Cela signifie que l'étude, au lieu d'entamer l'ère des échanges de science-fiction, devrait permettre aux chercheurs de mieux étudier les troubles et les maladies du cerveau. «Nous sommes vraiment enthousiasmés par cette plate-forme qui pourrait nous aider à mieux comprendre comment traiter les personnes qui ont eu une crise cardiaque et qui ont perdu leur circulation sanguine dans le cerveau», Khara Ramos, directeur du programme de neuroéthique du United States National Institut des troubles neurologiques et des accidents vasculaires cérébraux dit Greshko. "Cela améliore vraiment notre capacité à étudier les cellules telles qu'elles existent en relation les unes avec les autres, de cette manière tridimensionnelle, large et compliquée."
Les chercheurs ont déclaré qu'ils n'avaient aucune intention de ramener le cerveau à la conscience et qu'ils prenaient la peine de s'assurer que cela ne se produise pas.

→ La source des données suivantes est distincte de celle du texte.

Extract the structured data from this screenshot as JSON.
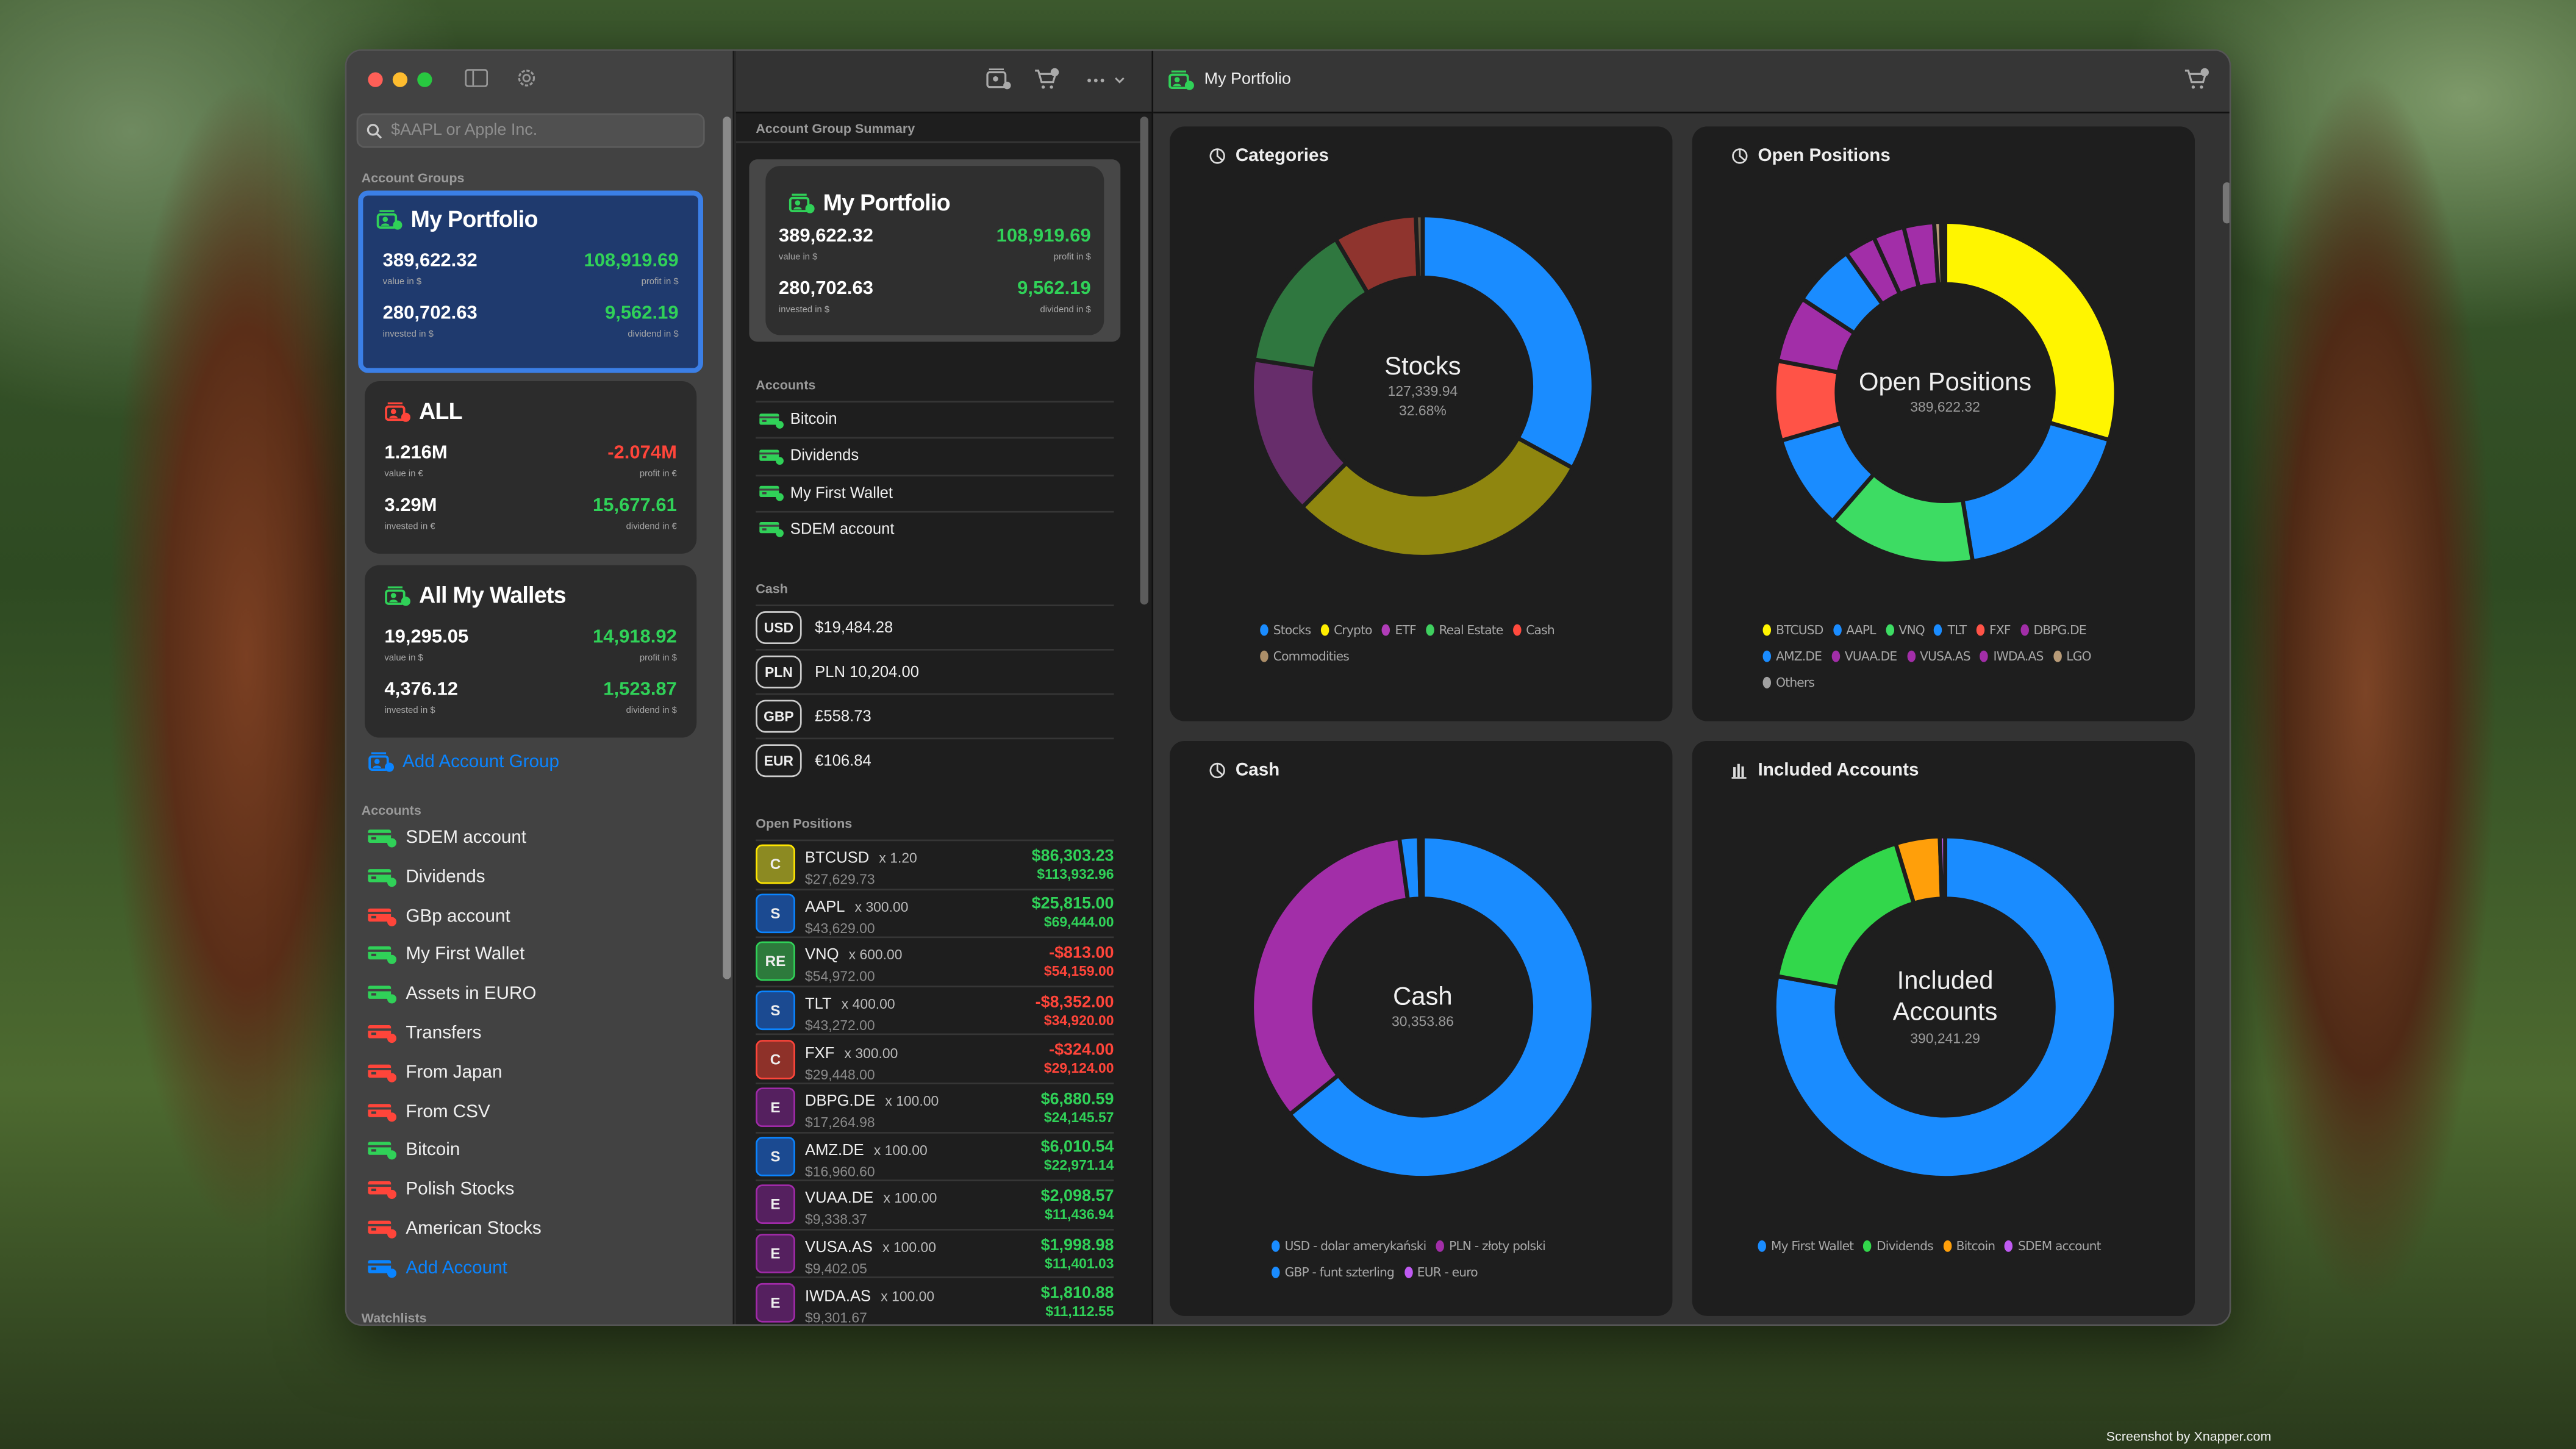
{
  "window": {
    "traffic_lights": {
      "close": "#ff5f57",
      "minimize": "#febc2e",
      "zoom": "#28c840"
    }
  },
  "sidebar": {
    "search_placeholder": "$AAPL or Apple Inc.",
    "groups_label": "Account Groups",
    "groups": [
      {
        "name": "My Portfolio",
        "status": "up",
        "selected": true,
        "value": "389,622.32",
        "value_label": "value in $",
        "profit": "108,919.69",
        "profit_label": "profit in $",
        "profit_sign": "positive",
        "invested": "280,702.63",
        "invested_label": "invested in $",
        "dividend": "9,562.19",
        "dividend_label": "dividend in $"
      },
      {
        "name": "ALL",
        "status": "down",
        "selected": false,
        "value": "1.216M",
        "value_label": "value in €",
        "profit": "-2.074M",
        "profit_label": "profit in €",
        "profit_sign": "negative",
        "invested": "3.29M",
        "invested_label": "invested in €",
        "dividend": "15,677.61",
        "dividend_label": "dividend in €"
      },
      {
        "name": "All My Wallets",
        "status": "up",
        "selected": false,
        "value": "19,295.05",
        "value_label": "value in $",
        "profit": "14,918.92",
        "profit_label": "profit in $",
        "profit_sign": "positive",
        "invested": "4,376.12",
        "invested_label": "invested in $",
        "dividend": "1,523.87",
        "dividend_label": "dividend in $"
      }
    ],
    "add_group_label": "Add Account Group",
    "accounts_label": "Accounts",
    "accounts": [
      {
        "name": "SDEM account",
        "status": "up"
      },
      {
        "name": "Dividends",
        "status": "up"
      },
      {
        "name": "GBp account",
        "status": "down"
      },
      {
        "name": "My First Wallet",
        "status": "up"
      },
      {
        "name": "Assets in EURO",
        "status": "up"
      },
      {
        "name": "Transfers",
        "status": "down"
      },
      {
        "name": "From Japan",
        "status": "down"
      },
      {
        "name": "From CSV",
        "status": "down"
      },
      {
        "name": "Bitcoin",
        "status": "up"
      },
      {
        "name": "Polish Stocks",
        "status": "down"
      },
      {
        "name": "American Stocks",
        "status": "down"
      }
    ],
    "add_account_label": "Add Account",
    "watchlists_label": "Watchlists"
  },
  "summary": {
    "section_label": "Account Group Summary",
    "card": {
      "name": "My Portfolio",
      "value": "389,622.32",
      "value_label": "value in $",
      "profit": "108,919.69",
      "profit_label": "profit in $",
      "invested": "280,702.63",
      "invested_label": "invested in $",
      "dividend": "9,562.19",
      "dividend_label": "dividend in $"
    },
    "accounts_label": "Accounts",
    "accounts": [
      "Bitcoin",
      "Dividends",
      "My First Wallet",
      "SDEM account"
    ],
    "cash_label": "Cash",
    "cash": [
      {
        "code": "USD",
        "amount": "$19,484.28"
      },
      {
        "code": "PLN",
        "amount": "PLN 10,204.00"
      },
      {
        "code": "GBP",
        "amount": "£558.73"
      },
      {
        "code": "EUR",
        "amount": "€106.84"
      }
    ],
    "positions_label": "Open Positions",
    "positions": [
      {
        "badge": "C",
        "badge_color": "#ffe600",
        "badge_bg": "#8c8a22",
        "symbol": "BTCUSD",
        "qty": "x 1.20",
        "cost": "$27,629.73",
        "profit": "$86,303.23",
        "value": "$113,932.96",
        "sign": "positive"
      },
      {
        "badge": "S",
        "badge_color": "#0a84ff",
        "badge_bg": "#1b4a91",
        "symbol": "AAPL",
        "qty": "x 300.00",
        "cost": "$43,629.00",
        "profit": "$25,815.00",
        "value": "$69,444.00",
        "sign": "positive"
      },
      {
        "badge": "RE",
        "badge_color": "#30d158",
        "badge_bg": "#2d7a3c",
        "symbol": "VNQ",
        "qty": "x 600.00",
        "cost": "$54,972.00",
        "profit": "-$813.00",
        "value": "$54,159.00",
        "sign": "negative"
      },
      {
        "badge": "S",
        "badge_color": "#0a84ff",
        "badge_bg": "#1b4a91",
        "symbol": "TLT",
        "qty": "x 400.00",
        "cost": "$43,272.00",
        "profit": "-$8,352.00",
        "value": "$34,920.00",
        "sign": "negative"
      },
      {
        "badge": "C",
        "badge_color": "#ff453a",
        "badge_bg": "#8e3129",
        "symbol": "FXF",
        "qty": "x 300.00",
        "cost": "$29,448.00",
        "profit": "-$324.00",
        "value": "$29,124.00",
        "sign": "negative"
      },
      {
        "badge": "E",
        "badge_color": "#a02aa8",
        "badge_bg": "#55205f",
        "symbol": "DBPG.DE",
        "qty": "x 100.00",
        "cost": "$17,264.98",
        "profit": "$6,880.59",
        "value": "$24,145.57",
        "sign": "positive"
      },
      {
        "badge": "S",
        "badge_color": "#0a84ff",
        "badge_bg": "#1b4a91",
        "symbol": "AMZ.DE",
        "qty": "x 100.00",
        "cost": "$16,960.60",
        "profit": "$6,010.54",
        "value": "$22,971.14",
        "sign": "positive"
      },
      {
        "badge": "E",
        "badge_color": "#a02aa8",
        "badge_bg": "#55205f",
        "symbol": "VUAA.DE",
        "qty": "x 100.00",
        "cost": "$9,338.37",
        "profit": "$2,098.57",
        "value": "$11,436.94",
        "sign": "positive"
      },
      {
        "badge": "E",
        "badge_color": "#a02aa8",
        "badge_bg": "#55205f",
        "symbol": "VUSA.AS",
        "qty": "x 100.00",
        "cost": "$9,402.05",
        "profit": "$1,998.98",
        "value": "$11,401.03",
        "sign": "positive"
      },
      {
        "badge": "E",
        "badge_color": "#a02aa8",
        "badge_bg": "#55205f",
        "symbol": "IWDA.AS",
        "qty": "x 100.00",
        "cost": "$9,301.67",
        "profit": "$1,810.88",
        "value": "$11,112.55",
        "sign": "positive"
      }
    ]
  },
  "detail": {
    "title": "My Portfolio"
  },
  "colors": {
    "accent": "#0a84ff",
    "positive": "#30d158",
    "negative": "#ff453a"
  },
  "chart_data": [
    {
      "type": "pie",
      "variant": "donut",
      "title": "Categories",
      "title_icon": "pie-chart-icon",
      "center_title": "Stocks",
      "center_value": "127,339.94",
      "center_percent": "32.68%",
      "selected": "Stocks",
      "categories": [
        "Stocks",
        "Crypto",
        "ETF",
        "Real Estate",
        "Cash",
        "Commodities"
      ],
      "values": [
        127339.94,
        113932.96,
        58096.09,
        54159.0,
        30353.86,
        2500
      ],
      "colors": [
        "#1a8cff",
        "#ffee00",
        "#b03cb8",
        "#3fd05f",
        "#ff4a3d",
        "#ac8e68"
      ],
      "legend": "bottom"
    },
    {
      "type": "pie",
      "variant": "donut",
      "title": "Open Positions",
      "title_icon": "pie-chart-icon",
      "center_title": "Open Positions",
      "center_value": "389,622.32",
      "categories": [
        "BTCUSD",
        "AAPL",
        "VNQ",
        "TLT",
        "FXF",
        "DBPG.DE",
        "AMZ.DE",
        "VUAA.DE",
        "VUSA.AS",
        "IWDA.AS",
        "LGO",
        "Others"
      ],
      "values": [
        113932.96,
        69444.0,
        54159.0,
        34920.0,
        29124.0,
        24145.57,
        22971.14,
        11436.94,
        11401.03,
        11112.55,
        2500,
        1500
      ],
      "colors": [
        "#fff500",
        "#1a8cff",
        "#3ddc63",
        "#1a8cff",
        "#ff5347",
        "#a22ea8",
        "#1a8cff",
        "#a22ea8",
        "#a22ea8",
        "#a22ea8",
        "#b89b78",
        "#a0a0a0"
      ],
      "legend": "bottom"
    },
    {
      "type": "pie",
      "variant": "donut",
      "title": "Cash",
      "title_icon": "pie-chart-icon",
      "center_title": "Cash",
      "center_value": "30,353.86",
      "categories": [
        "USD - dolar amerykański",
        "PLN - złoty polski",
        "GBP - funt szterling",
        "EUR - euro"
      ],
      "values": [
        19484.28,
        10204.0,
        558.73,
        106.84
      ],
      "colors": [
        "#1a8cff",
        "#a22ea8",
        "#1a8cff",
        "#bf5af2"
      ],
      "legend": "bottom"
    },
    {
      "type": "pie",
      "variant": "donut",
      "title": "Included Accounts",
      "title_icon": "bar-chart-icon",
      "center_title": "Included Accounts",
      "center_value": "390,241.29",
      "categories": [
        "My First Wallet",
        "Dividends",
        "Bitcoin",
        "SDEM account"
      ],
      "values": [
        304000,
        68000,
        16300,
        1941.29
      ],
      "colors": [
        "#1a8cff",
        "#32d74b",
        "#ff9f0a",
        "#bf5af2"
      ],
      "legend": "bottom"
    }
  ]
}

Au lieu de cela, ils espèrent continuer à travailler avec le système BrainEx pour prolonger la longévité de ces cerveaux.

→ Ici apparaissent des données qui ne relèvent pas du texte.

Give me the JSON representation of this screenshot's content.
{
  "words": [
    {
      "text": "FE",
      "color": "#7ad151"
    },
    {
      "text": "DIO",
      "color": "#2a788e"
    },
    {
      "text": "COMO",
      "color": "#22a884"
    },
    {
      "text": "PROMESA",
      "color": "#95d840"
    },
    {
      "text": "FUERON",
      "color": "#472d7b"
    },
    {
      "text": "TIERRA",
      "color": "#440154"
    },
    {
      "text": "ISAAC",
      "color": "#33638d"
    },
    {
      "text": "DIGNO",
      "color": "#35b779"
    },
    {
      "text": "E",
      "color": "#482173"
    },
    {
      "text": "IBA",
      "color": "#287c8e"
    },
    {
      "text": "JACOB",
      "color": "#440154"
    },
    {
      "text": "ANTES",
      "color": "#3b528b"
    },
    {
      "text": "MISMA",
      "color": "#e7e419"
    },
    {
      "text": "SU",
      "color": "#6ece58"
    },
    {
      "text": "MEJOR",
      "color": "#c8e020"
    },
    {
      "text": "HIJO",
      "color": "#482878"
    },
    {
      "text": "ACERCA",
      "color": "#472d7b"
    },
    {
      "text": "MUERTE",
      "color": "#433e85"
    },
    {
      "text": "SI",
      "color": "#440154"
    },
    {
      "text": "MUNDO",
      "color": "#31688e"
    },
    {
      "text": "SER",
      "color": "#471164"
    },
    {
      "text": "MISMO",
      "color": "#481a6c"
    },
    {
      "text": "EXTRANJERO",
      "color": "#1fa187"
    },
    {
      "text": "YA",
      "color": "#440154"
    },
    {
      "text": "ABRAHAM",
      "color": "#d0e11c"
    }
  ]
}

Néanmoins, le concept dans son ensemble soulève des questions juridiques et éthiques pour beaucoup et ramène à la loupe le concept de longue date de la mort cérébrale. «Nous avions une ligne de démarcation claire entre" ceci est vivant "et" ceci est mort "", explique la bioéthicienne Nita A. Farahany de l'Université Duke à Gina Kolata du New York Times . «Comment pensons-nous maintenant à cette catégorie moyenne de« partiellement vivant »? Nous ne pensions pas que cela pourrait exister.
Dans un commentaire qui accompagne l'article, Farahany et ses collègues suggèrent que cette étude nécessite la mise en place immédiate de nouvelles lignes directrices, telles que l'utilisation de bloqueurs de neurones et le maintien d'un anesthésique lors de ce type de recherche. Ils suggèrent également que la transparence soit en tête de liste et qu'un comité soit créé pour élaborer des lignes directrices et débattre des questions éthiques à mesure que les neurosciences repoussent les limites de ce que nous pensions possible.